Megan Larmer. Joining the board Slow Food is the confluence of many paths for me. I’ve worked nearly every position possible in restaurants from Maui to Chicago, where I saw the soulful act eating can be. As an artist, educator, gardener, and board member (The Mill Theater, Chicago Rarities Orchard Project) I have sought to improve our present and future. Food is the most palpable way to do this. Each meal is a chance to practice being generous, thoughtful, patient, creative, and kind. I hope to create opportunities for all people to gain this practice and carry its lessons into the wider world.
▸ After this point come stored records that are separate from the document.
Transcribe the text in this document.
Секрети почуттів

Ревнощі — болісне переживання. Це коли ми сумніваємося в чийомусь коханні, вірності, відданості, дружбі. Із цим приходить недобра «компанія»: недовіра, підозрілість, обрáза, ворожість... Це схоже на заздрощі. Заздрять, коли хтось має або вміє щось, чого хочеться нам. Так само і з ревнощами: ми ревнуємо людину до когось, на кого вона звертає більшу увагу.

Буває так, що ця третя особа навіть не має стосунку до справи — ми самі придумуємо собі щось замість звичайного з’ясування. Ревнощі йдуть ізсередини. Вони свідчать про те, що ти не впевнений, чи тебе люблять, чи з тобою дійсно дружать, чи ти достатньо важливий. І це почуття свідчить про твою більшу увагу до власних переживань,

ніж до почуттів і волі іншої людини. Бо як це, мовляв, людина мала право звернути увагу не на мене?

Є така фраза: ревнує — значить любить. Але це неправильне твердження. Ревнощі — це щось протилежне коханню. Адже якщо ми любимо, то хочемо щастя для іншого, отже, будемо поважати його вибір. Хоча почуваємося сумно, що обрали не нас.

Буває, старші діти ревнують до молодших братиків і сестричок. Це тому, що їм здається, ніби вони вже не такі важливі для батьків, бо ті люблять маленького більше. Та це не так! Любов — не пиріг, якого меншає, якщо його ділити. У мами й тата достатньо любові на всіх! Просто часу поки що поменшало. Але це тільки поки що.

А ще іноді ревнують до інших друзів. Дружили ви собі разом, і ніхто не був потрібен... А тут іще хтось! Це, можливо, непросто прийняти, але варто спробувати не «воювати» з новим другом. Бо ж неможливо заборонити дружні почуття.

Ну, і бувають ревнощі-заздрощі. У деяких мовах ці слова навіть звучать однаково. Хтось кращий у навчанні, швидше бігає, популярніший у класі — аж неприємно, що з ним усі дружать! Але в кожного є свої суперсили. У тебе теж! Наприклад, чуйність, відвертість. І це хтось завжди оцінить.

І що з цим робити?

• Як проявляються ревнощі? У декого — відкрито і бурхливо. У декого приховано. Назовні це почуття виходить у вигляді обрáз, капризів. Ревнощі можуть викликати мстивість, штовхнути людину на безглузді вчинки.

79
|Rob Montalbano has a long-standing interest in gardening, food and nutrition. So much so, in fact, that he and his wife started their own organic farm in 2006. Born and raised in Chicago, Rob brings to Slow Food a passion about growing food, a desire for building local food systems, and a mission to hook kids on healthy eating. He loves introducing people to new vegetables and talking about the way our diet affects our world.|
|Carrie Schloss works as a personal chef and culinary consultant. She worked as an investment analyst and portfolio manager in London, Mexico City, New York and Chicago, but became a chef which had been her lifelong desire. She became very interested in sustainability and supporting local farmers while living overseas and this was reinforced through her culinary school experience. She believes strongly that a meal can not only nourish you, but that it can teach you about other cultures and is a great way to bring people together.|
|Adrienne Stone grew up in a food-nerdy family in Michigan, and began working in slow food/farm-oriented restaurants at the age of 14. It was here that she fell in love with the concept of supporting farmers by telling their stories. She has been in Chicago for three years and works as a buyer at Pastoral Artisan Cheese, Bread & Wine, as well as fulfilling the cheese blogging post at TheLocalBeet.com. She believes that locavore food should be accessible to everyone, regardless of income, and loves cooking at home. Her favorite local foods are roasted chicken, ramps and cheese!|
Jeannine Wise is the principal at Jeannine M. Wise, Culinary Consultant. She was an economist for the federal government, but returned to the culinary field as this is her true passion. She has been volunteering with the Chicago Honey Co-op for several years due to her passion for urban beekeeping. She believes food equals community and love and is looking forward to the opportunity to spread Slow Food values and awareness.